Por ir al norte fue al sur,
creyó que el trigo era el agua,
se equivocaba.
Die Taube täuschte sich,
sie hat sich getäuscht.
Um nach Norden zu kommen flog sie nach Süden,
das Korn hielt sie für Wasser,
sie hat sich getäuscht.
se equivocaba.
Por ir al norte fue al sur,
creyó que el trigo era el agua,
se equivocaba.
Die Taube täuschte sich,
sie hat sich getäuscht.
Um nach Norden zu kommen flog sie nach Süden,
das Korn hielt sie für Wasser,
sie hat sich getäuscht.
Jede Zeile nimmt den Atem, bereitet ein wohliges Entsetzen. Es ist nicht eine einfache Kursabweichung, fünf Grad Nordnordost, die korrigiert werden könnte, die Taube fliegt aus unerfindlichen Gründen in die genaue Gegenrichtung. Se equivocó, se equivocaba, mehr weiß man nicht, und die Bestätigung der Täuschung in einer zweiten Tempusformen läßt die Lage als unabänderlich erscheinen, als niemals gutzumachen, so als sei die Taube dem Fehlläuten einer Nachtglocke gefolgt. Was wollte sie im Norden, warum und von wo aus hatte sie die Flugreise angetreten, was ist die Ursache dieser massiven Fehlorientierung, wie konnte es zu dieser Täuschung, dieser Selbsttäuschung kommen? Hatte sie auf ihrem vermeintlichen Flug nach Norden schon bald mit einem See oder einem anderen Gewässer als Orientierungsmal gerechnet und hält nun, da sie nach Süden fliegt, zur Aufrechterhaltung der Selbsttäuschung das Kornfeld für ein Gewässer, oder hat sie einfach Durst oder aber Hunger? Eins nur sie sicher, sie hat sich getäuscht. Hatte sie ihre Heimat im Norden und war im Süden ausgesetzt worden, um dann, anstatt zurückzukehren, erfaßt von einer unerklärlichen Verwirrung weiter noch nach Süden zu fliegen?

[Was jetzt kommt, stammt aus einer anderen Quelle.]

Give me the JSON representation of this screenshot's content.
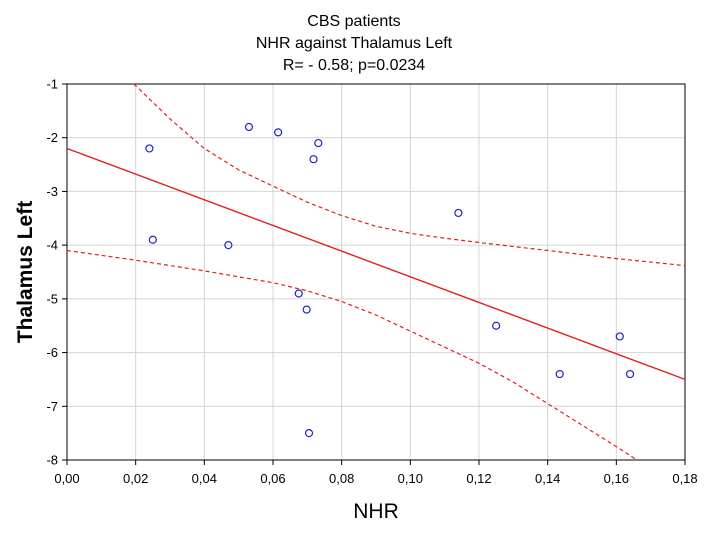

Einiges spricht dafür, daß es sich bei der Verirrten um Tilly, die schneeweiße unter den drei Brieftauben gehandelt hat, Tilly, die gegen Ende des Sommers weit über die Zeit ausgeblieben war, nachdem sie nur ein paar Meilen südlich, talaufwärts auf einen Probeflug geschickt worden war. Se equivocó la paloma, se equivocaba. Als man die Hoffnung bereitshatte aufgeben wollen, war sie endlich zurückgekommen, zu Fuß über die Kiesbahn der Einfahrt herauf, mit einem gebrochenen Flügel. Gerald Fitzpatrick mag Alberti die Geschichte erzählt haben, sicher ist das alles aber nicht und wer will auch schon, daß das Rätsel der verirrten Taube restlos gelöst wird. So oder so vermag niemand zu sagen, wie weit Tilly - die womöglich den Frieden bringen wollte im Norden und im Süden und den heiligen Geist in alle Himmelsrichtungen tragen, zweifellos eine die Sinne trübende Überforderung - wie weit also sie in die falsche Richtung geflogen und warum und wann sie schließlich doch umgekehrt war und wo und auf welche Weise sie sich den Flügel gebrochen hatte.